Her face clouds slightly, just for a moment before she recovers her brightness. “Me? No. It used to belong to my grandmother once upon a time. Ben has been living here since our folks died a few years ago. I uh…I’ve just been here a few weeks.” It seems like there’s an ocean of story in her pauses, but I don’t want to be nosy, so I let it go. We step back into the hallway and she points toward the end. “My room’s there and Ben’s is at the end. We share the big bathroom at the end of the hallway.” She gestures to a door across from us. “This smaller bathroom here would be yours.” She props it open and small is indeed the word for it. I could probably touch each wall with a fingertip if I fully extended my arms, but it has a shower, a toilet, and a pedestal sink and mirror, all meticulously clean, it’s perfect.
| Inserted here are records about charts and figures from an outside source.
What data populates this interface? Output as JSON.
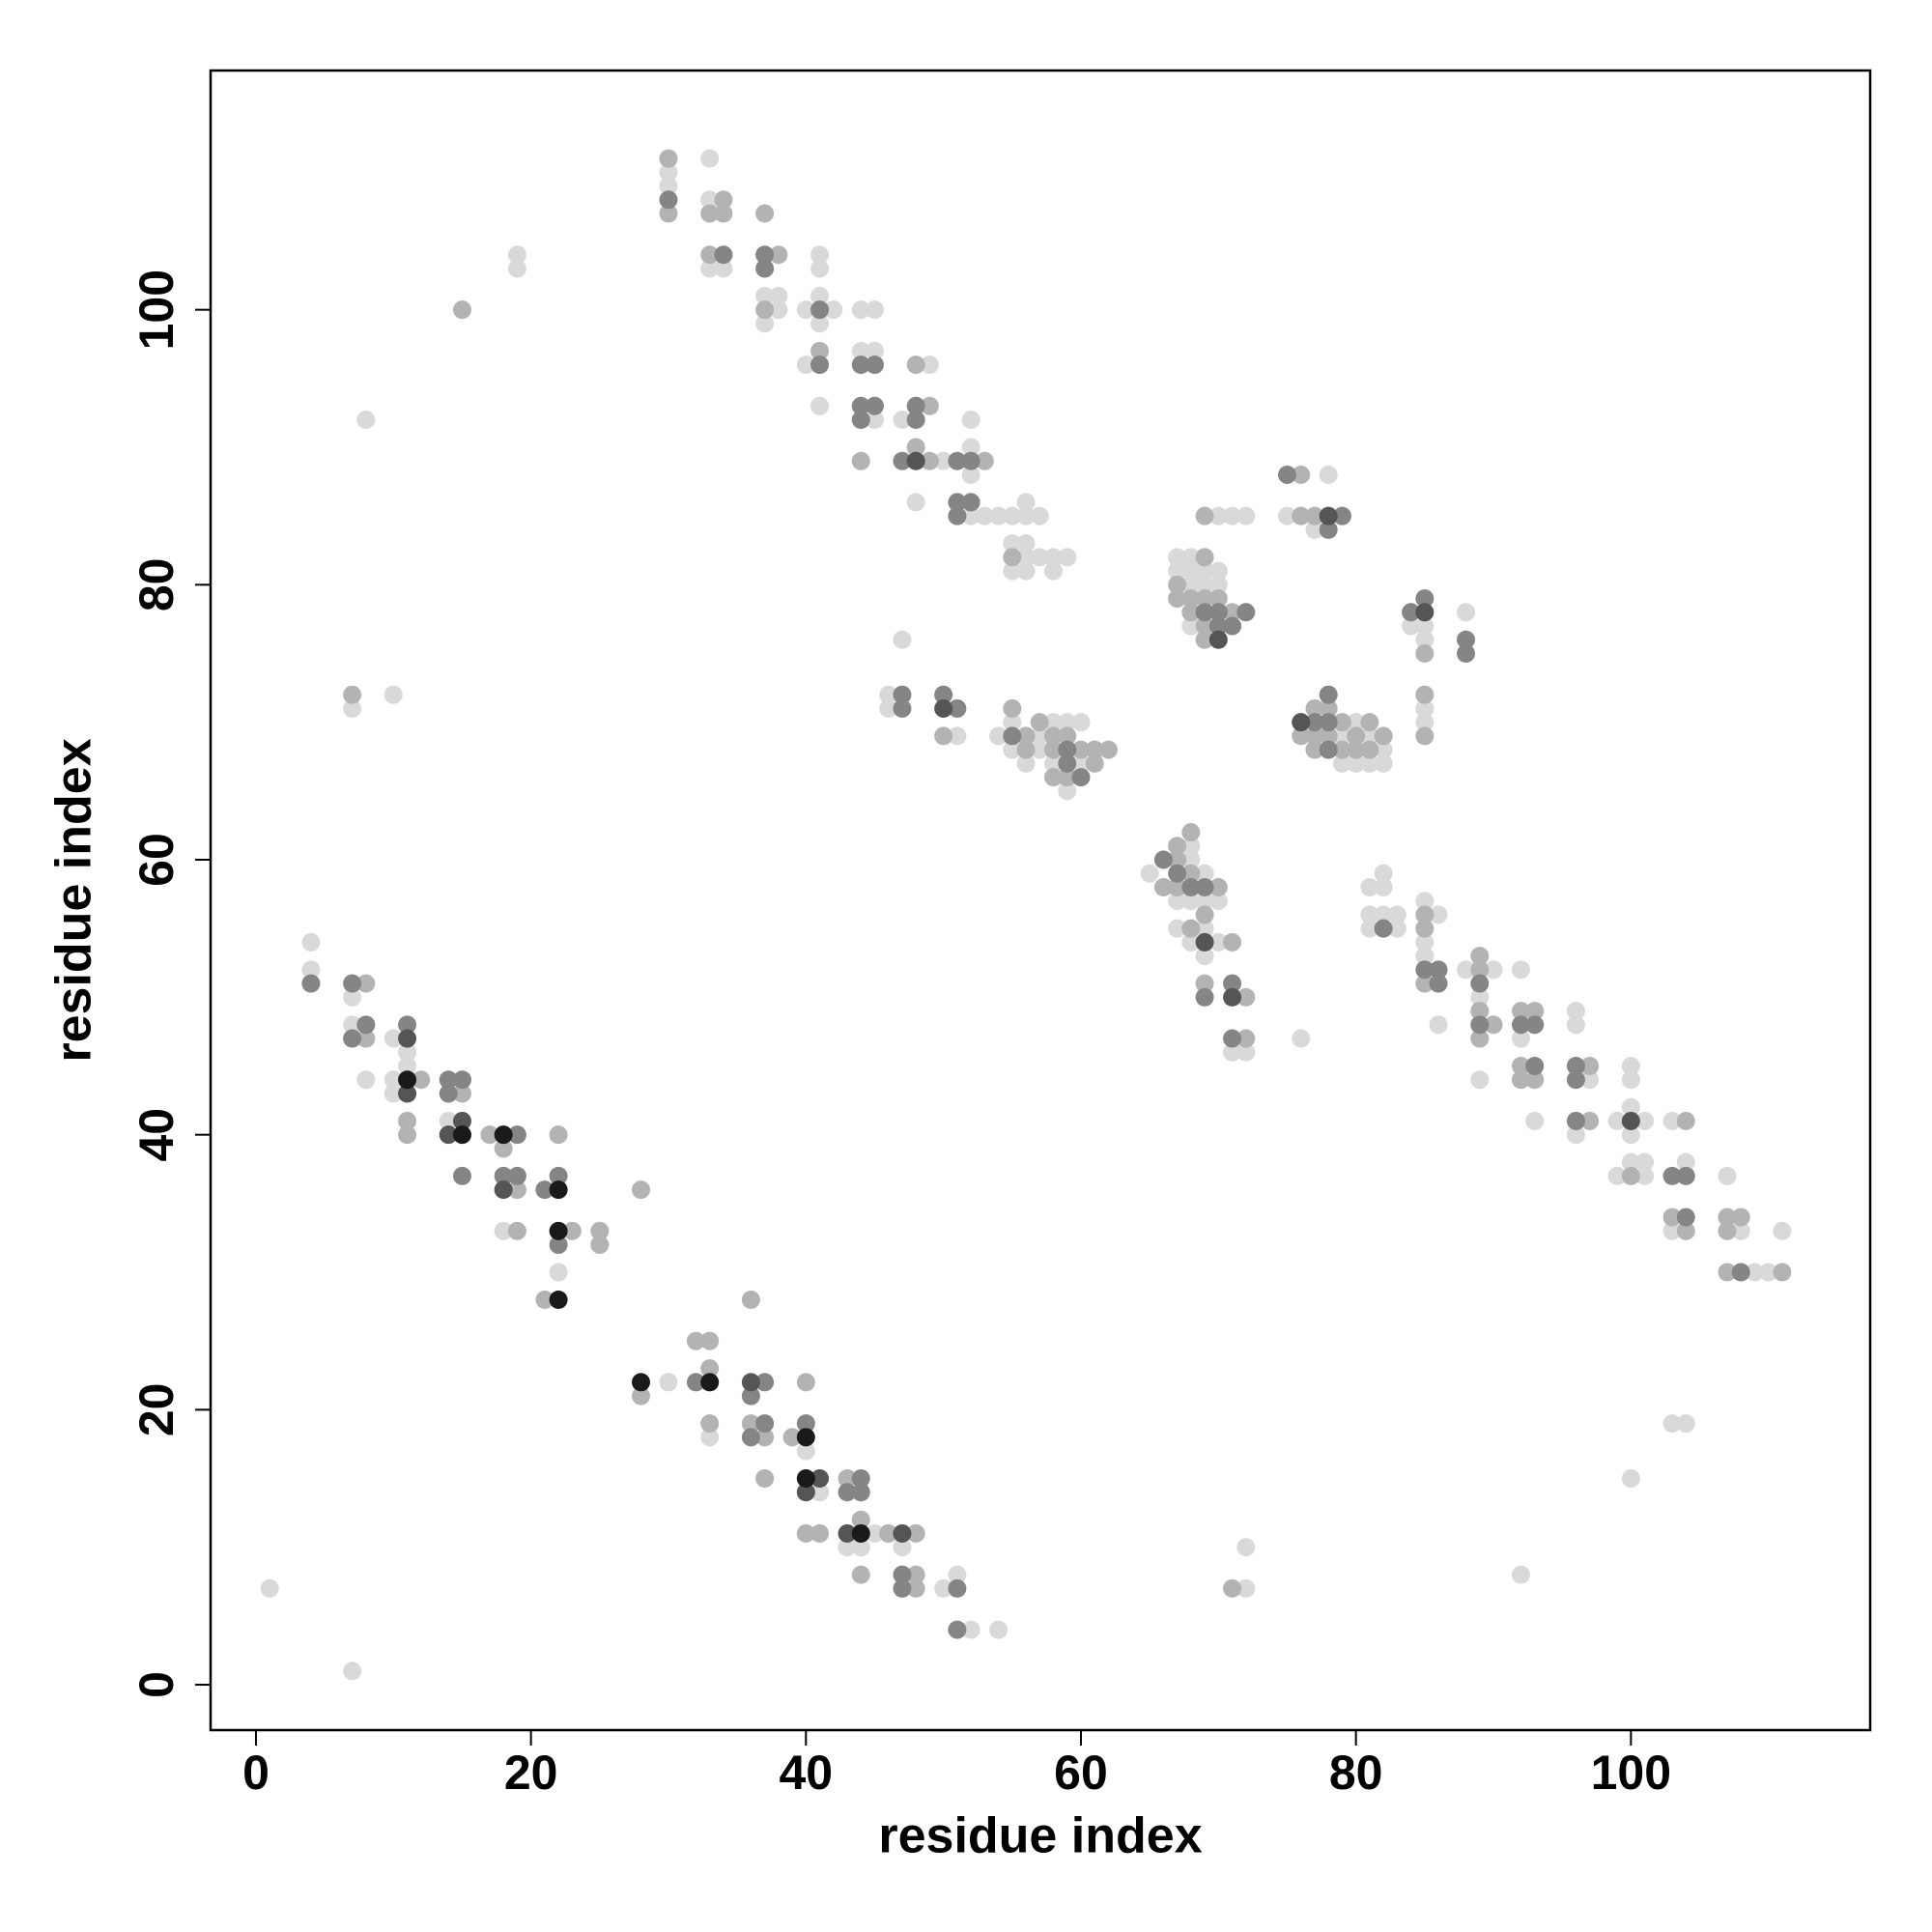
{
  "chart_data": {
    "type": "scatter",
    "x_label": "residue index",
    "y_label": "residue index",
    "xlim": [
      -3.3,
      117.4
    ],
    "ylim": [
      -3.3,
      117.4
    ],
    "xticks": [
      0,
      20,
      40,
      60,
      80,
      100
    ],
    "yticks": [
      0,
      20,
      40,
      60,
      80,
      100
    ],
    "grid": false,
    "series": [
      {
        "color": "#d9d9d9",
        "x": [
          1,
          7,
          4,
          4,
          7,
          7,
          8,
          10,
          10,
          10,
          10,
          11,
          11,
          14,
          18,
          22,
          30,
          33,
          40,
          41,
          43,
          44,
          45,
          47,
          50,
          51,
          52,
          54,
          72,
          72,
          92,
          100,
          103,
          104,
          8,
          19,
          19,
          30,
          30,
          33,
          33,
          33,
          34,
          37,
          37,
          38,
          38,
          40,
          40,
          41,
          41,
          41,
          41,
          41,
          42,
          44,
          44,
          45,
          45,
          45,
          47,
          47,
          48,
          49,
          50,
          52,
          52,
          52,
          52,
          53,
          54,
          55,
          55,
          55,
          56,
          56,
          56,
          56,
          56,
          57,
          57,
          58,
          58,
          59,
          46,
          46,
          51,
          54,
          55,
          55,
          56,
          57,
          57,
          58,
          58,
          59,
          59,
          60,
          60,
          65,
          67,
          67,
          68,
          68,
          68,
          68,
          69,
          69,
          69,
          69,
          70,
          70,
          72,
          76,
          67,
          67,
          68,
          68,
          68,
          68,
          69,
          69,
          70,
          70,
          70,
          71,
          72,
          75,
          77,
          78,
          79,
          79,
          80,
          80,
          81,
          81,
          82,
          82,
          84,
          85,
          85,
          88,
          85,
          85,
          82,
          82,
          81,
          81,
          81,
          82,
          83,
          83,
          85,
          85,
          85,
          86,
          86,
          88,
          89,
          89,
          90,
          92,
          92,
          93,
          96,
          96,
          96,
          97,
          99,
          99,
          100,
          100,
          100,
          100,
          100,
          101,
          101,
          101,
          103,
          103,
          104,
          107,
          108,
          109,
          110,
          111,
          71,
          7
        ],
        "values": [
          7,
          1,
          54,
          52,
          50,
          48,
          44,
          72,
          47,
          44,
          43,
          46,
          45,
          41,
          33,
          30,
          22,
          18,
          17,
          14,
          10,
          10,
          11,
          10,
          7,
          8,
          4,
          4,
          10,
          7,
          8,
          15,
          19,
          19,
          92,
          104,
          103,
          110,
          109,
          111,
          108,
          103,
          103,
          101,
          99,
          101,
          100,
          100,
          96,
          104,
          103,
          101,
          99,
          93,
          100,
          100,
          97,
          100,
          97,
          92,
          92,
          76,
          86,
          96,
          89,
          92,
          90,
          88,
          85,
          85,
          85,
          85,
          83,
          81,
          86,
          85,
          83,
          82,
          81,
          85,
          82,
          82,
          81,
          82,
          72,
          71,
          69,
          69,
          70,
          68,
          67,
          69,
          68,
          70,
          67,
          70,
          65,
          67,
          70,
          59,
          57,
          55,
          61,
          60,
          57,
          54,
          59,
          57,
          55,
          53,
          57,
          54,
          46,
          47,
          82,
          81,
          82,
          81,
          80,
          77,
          81,
          80,
          85,
          81,
          80,
          85,
          85,
          85,
          84,
          88,
          69,
          67,
          70,
          67,
          69,
          67,
          68,
          67,
          77,
          77,
          76,
          78,
          71,
          70,
          59,
          58,
          58,
          56,
          55,
          56,
          56,
          55,
          57,
          54,
          53,
          56,
          48,
          52,
          50,
          44,
          52,
          52,
          47,
          41,
          49,
          48,
          40,
          44,
          41,
          37,
          45,
          44,
          42,
          40,
          38,
          41,
          38,
          37,
          41,
          33,
          38,
          37,
          33,
          30,
          30,
          33,
          46,
          71
        ]
      },
      {
        "color": "#b3b3b3",
        "x": [
          7,
          8,
          8,
          11,
          11,
          12,
          15,
          17,
          18,
          19,
          19,
          21,
          22,
          23,
          25,
          25,
          28,
          28,
          32,
          33,
          33,
          33,
          36,
          36,
          37,
          37,
          39,
          40,
          40,
          41,
          43,
          44,
          44,
          46,
          48,
          48,
          48,
          71,
          15,
          30,
          30,
          33,
          34,
          34,
          33,
          37,
          37,
          38,
          41,
          44,
          48,
          48,
          49,
          49,
          53,
          55,
          50,
          55,
          56,
          56,
          57,
          58,
          58,
          58,
          59,
          59,
          60,
          61,
          61,
          62,
          66,
          67,
          67,
          67,
          68,
          68,
          68,
          69,
          69,
          70,
          71,
          72,
          72,
          67,
          67,
          68,
          68,
          69,
          69,
          69,
          69,
          69,
          70,
          71,
          76,
          76,
          77,
          76,
          77,
          77,
          77,
          78,
          78,
          79,
          79,
          80,
          80,
          81,
          81,
          82,
          85,
          85,
          85,
          85,
          85,
          85,
          89,
          89,
          89,
          89,
          90,
          92,
          92,
          92,
          93,
          93,
          97,
          97,
          100,
          103,
          104,
          104,
          107,
          107,
          107,
          108,
          111
        ],
        "values": [
          72,
          51,
          47,
          41,
          40,
          44,
          43,
          40,
          39,
          36,
          33,
          28,
          40,
          33,
          33,
          32,
          36,
          21,
          25,
          25,
          23,
          19,
          28,
          19,
          18,
          15,
          18,
          22,
          11,
          11,
          15,
          12,
          8,
          11,
          11,
          8,
          7,
          7,
          100,
          111,
          107,
          107,
          108,
          107,
          104,
          107,
          100,
          104,
          97,
          89,
          96,
          90,
          93,
          89,
          89,
          82,
          69,
          71,
          69,
          68,
          70,
          69,
          68,
          66,
          69,
          66,
          68,
          68,
          67,
          68,
          58,
          61,
          60,
          58,
          62,
          59,
          55,
          56,
          51,
          58,
          54,
          50,
          47,
          80,
          79,
          79,
          78,
          85,
          82,
          79,
          77,
          76,
          79,
          78,
          88,
          85,
          85,
          69,
          71,
          69,
          68,
          71,
          69,
          70,
          68,
          69,
          68,
          70,
          68,
          69,
          75,
          72,
          69,
          56,
          55,
          51,
          53,
          52,
          49,
          47,
          48,
          49,
          45,
          44,
          49,
          44,
          45,
          41,
          37,
          34,
          41,
          33,
          34,
          33,
          30,
          34,
          30
        ]
      },
      {
        "color": "#858585",
        "x": [
          4,
          7,
          7,
          8,
          11,
          14,
          14,
          15,
          15,
          18,
          19,
          19,
          21,
          22,
          22,
          32,
          36,
          36,
          37,
          37,
          40,
          43,
          44,
          44,
          47,
          47,
          51,
          51,
          30,
          34,
          37,
          37,
          41,
          41,
          44,
          44,
          44,
          45,
          45,
          47,
          48,
          48,
          51,
          51,
          51,
          52,
          52,
          47,
          47,
          50,
          51,
          55,
          59,
          59,
          60,
          66,
          67,
          68,
          69,
          69,
          71,
          71,
          69,
          70,
          70,
          71,
          72,
          75,
          78,
          79,
          77,
          78,
          78,
          78,
          84,
          85,
          88,
          88,
          82,
          85,
          86,
          86,
          89,
          89,
          92,
          93,
          93,
          96,
          96,
          96,
          103,
          104,
          104,
          108
        ],
        "values": [
          51,
          51,
          47,
          48,
          48,
          44,
          43,
          44,
          37,
          37,
          40,
          37,
          36,
          37,
          32,
          22,
          21,
          18,
          22,
          19,
          19,
          14,
          15,
          14,
          8,
          7,
          7,
          4,
          108,
          104,
          104,
          103,
          100,
          96,
          96,
          93,
          92,
          96,
          93,
          89,
          93,
          92,
          89,
          86,
          85,
          89,
          86,
          72,
          71,
          72,
          71,
          69,
          68,
          67,
          66,
          60,
          59,
          58,
          58,
          50,
          51,
          47,
          78,
          78,
          77,
          77,
          78,
          88,
          84,
          85,
          70,
          72,
          70,
          68,
          78,
          79,
          76,
          75,
          55,
          52,
          52,
          51,
          51,
          48,
          48,
          48,
          45,
          45,
          44,
          41,
          37,
          37,
          34,
          30
        ]
      },
      {
        "color": "#555555",
        "x": [
          11,
          11,
          14,
          15,
          18,
          36,
          40,
          41,
          43,
          47,
          48,
          50,
          69,
          71,
          70,
          78,
          76,
          85,
          100
        ],
        "values": [
          47,
          43,
          40,
          41,
          36,
          22,
          14,
          15,
          11,
          11,
          89,
          71,
          54,
          50,
          76,
          85,
          70,
          78,
          41
        ]
      },
      {
        "color": "#1a1a1a",
        "x": [
          11,
          15,
          18,
          22,
          22,
          22,
          28,
          33,
          40,
          40,
          44
        ],
        "values": [
          44,
          40,
          40,
          36,
          33,
          28,
          22,
          22,
          18,
          15,
          11
        ]
      }
    ]
  }
}
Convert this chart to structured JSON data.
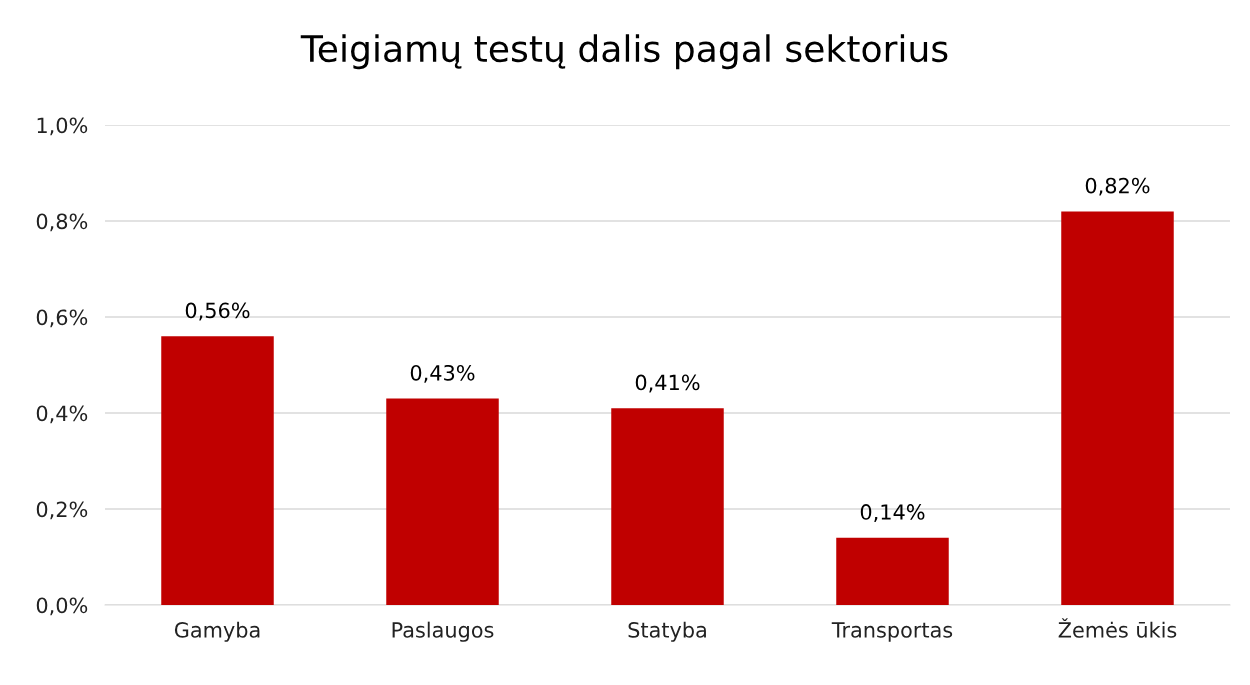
{
  "chart_data": {
    "type": "bar",
    "title": "Teigiamų testų dalis pagal sektorius",
    "categories": [
      "Gamyba",
      "Paslaugos",
      "Statyba",
      "Transportas",
      "Žemės ūkis"
    ],
    "values": [
      0.56,
      0.43,
      0.41,
      0.14,
      0.82
    ],
    "value_labels": [
      "0,56%",
      "0,43%",
      "0,41%",
      "0,14%",
      "0,82%"
    ],
    "color": "#c00000",
    "ylim": [
      0,
      1.0
    ],
    "yticks": [
      {
        "value": 0,
        "label": "0,0%"
      },
      {
        "value": 0.2,
        "label": "0,2%"
      },
      {
        "value": 0.4,
        "label": "0,4%"
      },
      {
        "value": 0.6,
        "label": "0,6%"
      },
      {
        "value": 0.8,
        "label": "0,8%"
      },
      {
        "value": 1.0,
        "label": "1,0%"
      }
    ],
    "grid": "y",
    "legend": false
  }
}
We walk back out into the living room. “And of course you would share the rest of the space with us – kitchen, living room, and a small dining room,” she says, gesturing to the rest of the apartment, which, in traditional Manhattan style, you can see all of from our single vantage point. Still, it’s a massive upgrade from where I’ve been living, in every way possible. Liesel and I stand there together quietly, looking at the rooms and then she turns and looks up at me, “So…you want it?” she asks gamely.